Using initialized ray actors with serve deployment

I have a class for a Model which creates different pipeline based on the attribute it receives in the constructor.

"""
#Pipeline.py
Pipeline Constructor for Model

Methods:
--------
run (Class: Classifier): runs the pipeline on a set of image, words and word bounding boxes. 
"""

import os
import torch

from transformers import BertTokenizer

from .preprocessor import Preprocessor
from .predictor import Predictor

import ray

@ray.remote(num_cpus=1)
class NER:
    """
    NER Class for constructing the pipeline composed of the run method provided by the module
    """
    def __init__(self, region):
        self.region = region
        self.labels = open( "classes.txt")).read().strip().split("\n")
        self.device = torch.device("cuda" if torch.cuda.is_available() else "cpu")

        self.tokenizer =  BertTokenizer.from_pretrained('')
        self.preprocessor = Preprocessor(self.device, self.labels, self.tokenizer, region)
        self.predictor = Predictor(region, self.device, self.labels, self.tokenizer)

    def run(self, _img, _words, bboxes, text_lines):
        """
        Takes in a set of an img along with words and bounding boxes to return the words and its labels

        Returns:
        --------
            processed_output (dict): output object containing all entities, which can be outputted as JSON.
        """
        encoded_input = self.preprocessor.run(_img, _words, bboxes)
        predictor_output = self.predictor.run(encoded_input)

        return predictor_output

Predictor.py

"""
Predictor Module that Loads the Model and produces output from encoded input provided by the preprocessor
"""

import os
import torch
import numpy as np
import pandas as pd

from .architecture import Model
from timing import Timer


class Predictor:
    """
    Main class that provides the funtionality of running the model on a encoded sequence input 
    """
    def __init__(self, region, device, labels, tokenizer):
        """
        Initialization Method

        Arguments:
        ----------
            device (torch.device): torch.device object that the pipeline constructed

            labels (list): list of labels coming from the pipeline for classification
            
            tokenizer: tokenizer loaded from transformers, loaded in pipeline
        """
        self.tokenizer = tokenizer
        self.labels = labels
        self.device = device
        self.model = Model(number_of_classes=len(labels))
        self.region = region

        model_path = os.path.join(MODEL_BASE_DIR, "models", str(region) + ".pth" )

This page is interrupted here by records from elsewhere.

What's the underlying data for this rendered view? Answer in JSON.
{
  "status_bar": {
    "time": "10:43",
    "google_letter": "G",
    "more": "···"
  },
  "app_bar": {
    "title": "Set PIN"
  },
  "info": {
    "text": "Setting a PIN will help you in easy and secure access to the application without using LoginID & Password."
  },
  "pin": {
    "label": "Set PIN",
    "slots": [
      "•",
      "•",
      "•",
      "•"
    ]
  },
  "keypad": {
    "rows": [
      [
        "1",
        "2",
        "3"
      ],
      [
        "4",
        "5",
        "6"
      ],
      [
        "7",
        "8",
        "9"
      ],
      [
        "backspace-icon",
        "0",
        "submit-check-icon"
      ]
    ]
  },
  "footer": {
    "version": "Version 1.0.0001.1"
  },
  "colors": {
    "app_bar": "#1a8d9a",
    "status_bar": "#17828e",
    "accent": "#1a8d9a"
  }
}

        self.model.load_state_dict(
            torch.load(model_path, map_location=device), strict=False
        )
        self.model.to(self.device)
        self.model.eval()

    def run(self, encoded_input):
        """
        Main run method that is self contained with model object, tokenizer object and labels for producing prediictions
       """
        outputs = self.model(*input goes here)
        return self.format_output(encoded_input, (outputs[0].cpu(), outputs[1].cpu()))
        

#__init__.py
from .pipeline import NER
regions = ["a", "b"]
model_dict = {}
for reg in regions:
      model_dict[reg] = NER.remote(reg)

The predictor.py file uses the architecture built in architecture.py to return predictions after running the input through it. Everytime a model for a new region is trained this is the class used for loading and serving that model. The pipeline.py class is being used as an Actor and is initialized by the init.py file:

The initialized actors are imported into the serve file and ray then starts running the actor.init() infinitely on all the process until the PC crashes. It worked perfectly if the Actors were initialized in the constructor of Model Comp Serve Class. I don’t understand the reason for the infinite initialization of the package.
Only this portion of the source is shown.